Back scratching Ex-state labor commissioner Art Lujan, who lost his $96,000-a-year patronage job after Democratic governor Gray Davis was recalled from office last year, has been appointed to a $60,900 half-year gig to provide "varied professional labor compliance assistance" to the San Diego Unified School District. Before getting his state job, Lujan was business manager for the San Diego Building and Construction Trades Council. In May 2003, a state auditor concluded that as labor commissioner Lujan had improperly collected $17,529 in car rental, hotel, and meal tabs. The audit also determined that Lujan's superiors said his "primary dwelling" was his office in San Francisco, rather than his home in Escondido, thereby allowing him to get cash for commuting back and forth to San Diego.
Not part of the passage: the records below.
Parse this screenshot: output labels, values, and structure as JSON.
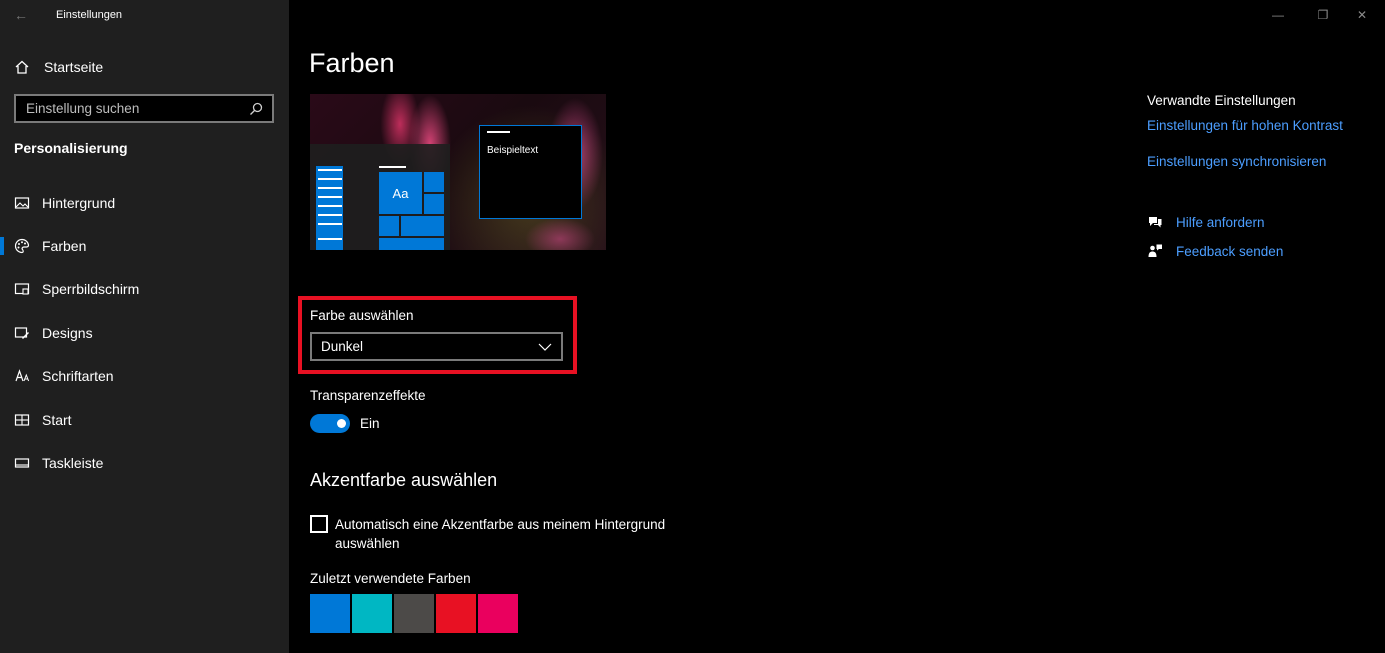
{
  "window": {
    "title": "Einstellungen",
    "controls": {
      "minimize": "—",
      "maximize": "❐",
      "close": "✕"
    }
  },
  "sidebar": {
    "home_label": "Startseite",
    "search_placeholder": "Einstellung suchen",
    "section_title": "Personalisierung",
    "items": [
      {
        "label": "Hintergrund",
        "icon": "image-icon",
        "active": false
      },
      {
        "label": "Farben",
        "icon": "palette-icon",
        "active": true
      },
      {
        "label": "Sperrbildschirm",
        "icon": "lockscreen-icon",
        "active": false
      },
      {
        "label": "Designs",
        "icon": "themes-icon",
        "active": false
      },
      {
        "label": "Schriftarten",
        "icon": "fonts-icon",
        "active": false
      },
      {
        "label": "Start",
        "icon": "start-icon",
        "active": false
      },
      {
        "label": "Taskleiste",
        "icon": "taskbar-icon",
        "active": false
      }
    ]
  },
  "main": {
    "title": "Farben",
    "preview": {
      "tile_label": "Aa",
      "sample_text": "Beispieltext"
    },
    "color_select": {
      "label": "Farbe auswählen",
      "value": "Dunkel"
    },
    "transparency": {
      "label": "Transparenzeffekte",
      "state": "Ein",
      "on": true
    },
    "accent": {
      "title": "Akzentfarbe auswählen",
      "auto_checkbox_label": "Automatisch eine Akzentfarbe aus meinem Hintergrund auswählen",
      "auto_checked": false,
      "recent_label": "Zuletzt verwendete Farben",
      "recent_colors": [
        "#0078d7",
        "#00b7c3",
        "#4c4a48",
        "#e81123",
        "#ea005e"
      ]
    }
  },
  "related": {
    "heading": "Verwandte Einstellungen",
    "links": [
      "Einstellungen für hohen Kontrast",
      "Einstellungen synchronisieren"
    ],
    "help_label": "Hilfe anfordern",
    "feedback_label": "Feedback senden"
  },
  "colors": {
    "accent": "#0078d7",
    "link": "#4c9eff",
    "highlight_border": "#e81123",
    "sidebar_bg": "#1f1f1f"
  }
}
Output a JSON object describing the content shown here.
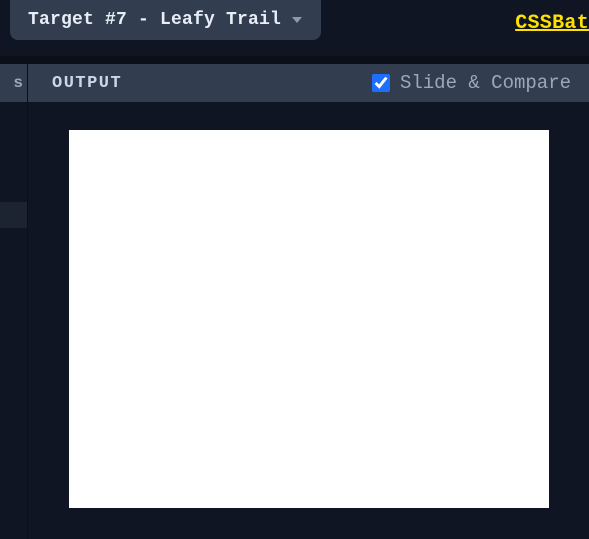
{
  "header": {
    "target_label": "Target #7 - Leafy Trail",
    "brand_link": "CSSBat"
  },
  "sidebar": {
    "tab_suffix": "s"
  },
  "output": {
    "title": "OUTPUT",
    "compare_label": "Slide & Compare",
    "compare_checked": true
  }
}
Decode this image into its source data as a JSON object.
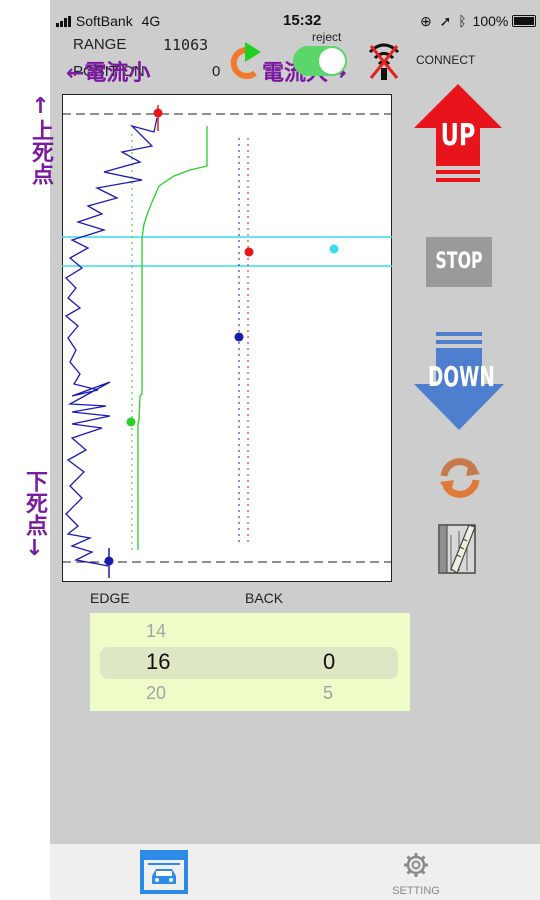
{
  "status_bar": {
    "carrier": "SoftBank",
    "network": "4G",
    "time": "15:32",
    "battery": "100%"
  },
  "header": {
    "range_label": "RANGE",
    "range_value": "11063",
    "position_label": "POSITION",
    "position_value": "0",
    "reject_label": "reject",
    "current_small": "←電流小",
    "current_large": "電流大→",
    "connect_label": "CONNECT",
    "reject_toggle_on": true
  },
  "side_labels": {
    "top_dead_center": "↑上死点",
    "bottom_dead_center": "下死点↓"
  },
  "plot": {
    "edge_label": "EDGE",
    "back_label": "BACK"
  },
  "controls": {
    "up_label": "UP",
    "stop_label": "STOP",
    "down_label": "DOWN"
  },
  "picker": {
    "col1": [
      "14",
      "16",
      "20"
    ],
    "col2": [
      "0",
      "5"
    ],
    "selected": {
      "col1": "16",
      "col2": "0"
    }
  },
  "tabs": [
    {
      "label": "",
      "icon": "garage-car-icon",
      "active": true
    },
    {
      "label": "SETTING",
      "icon": "gear-icon",
      "active": false
    }
  ],
  "colors": {
    "up_red": "#e8141b",
    "down_blue": "#4e7fcf",
    "active_tab": "#2b8be6",
    "trace_blue": "#1a1ab0",
    "trace_green": "#2ad02a",
    "band_cyan": "#39dcea",
    "marker_red": "#e81818",
    "purple_text": "#7a1aa0"
  }
}
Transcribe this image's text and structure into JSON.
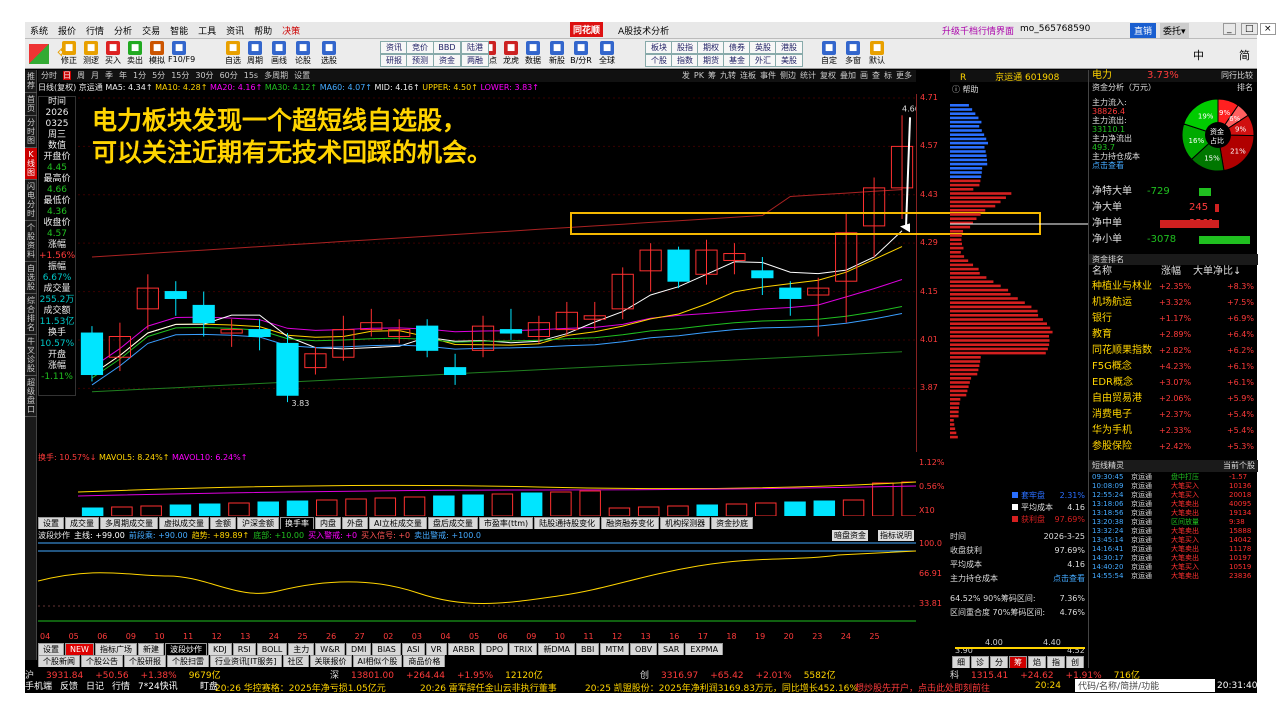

Lujan's San Diego schools appointment, personally engineered by superintendent Alan Bersin, is just the latest wrinkle in the district's troubled Prop MM rebuilding program, criticized by local subcontractors for making late payments. According to his contract, Lujan is to perform his services "on an as-needed basis."

Condo dogs and scud studs It was a day for the dogs at downtown's Pantoja Park one recent sunny weekend when wealthy pet owners from nearby condos turned out in force to watch a beauty and talent contest for their pooches, dressed as divas, socialites, and other kinds of party animals. Judges included power lobbyist and lawyer Paul Robinson as well as Annie Malcolm, wife of David Malcolm, the ex-port commissioner who pled guilty to conflict-of-interest charges related to a South Bay power plant. The event -- which also featured displays by dog taxi owners, high-end pet groomers, and doggy day-care proprietors -- was organized by Robinson's wife, real estate woman Trudy Stambook, who specializes in condo sales at the poodle-friendly Meridian high-rise, into which the Malcolms recently moved ... The asking price for aging movie idol Cliff Robertson's oceanfront mansion in La Jolla, originally listed at $25 million a year ago, has been reduced to $19 million. The 1922 mansion, built for East Coast shipping magnate Phillip Barber, sits on 1.4 rolling acres but has been slow to sell ... Aussie tabloids are having a field day over an alleged October 6 kiss in an Encinitas bar between San Diego exotic dancer Brooke Tigh and tennis star Mark "the Scud" Philippoussis, whose latest flame is reputed to be Paris Hilton. Before that, Philippoussis dated Australian pop singer Delta Goodrem.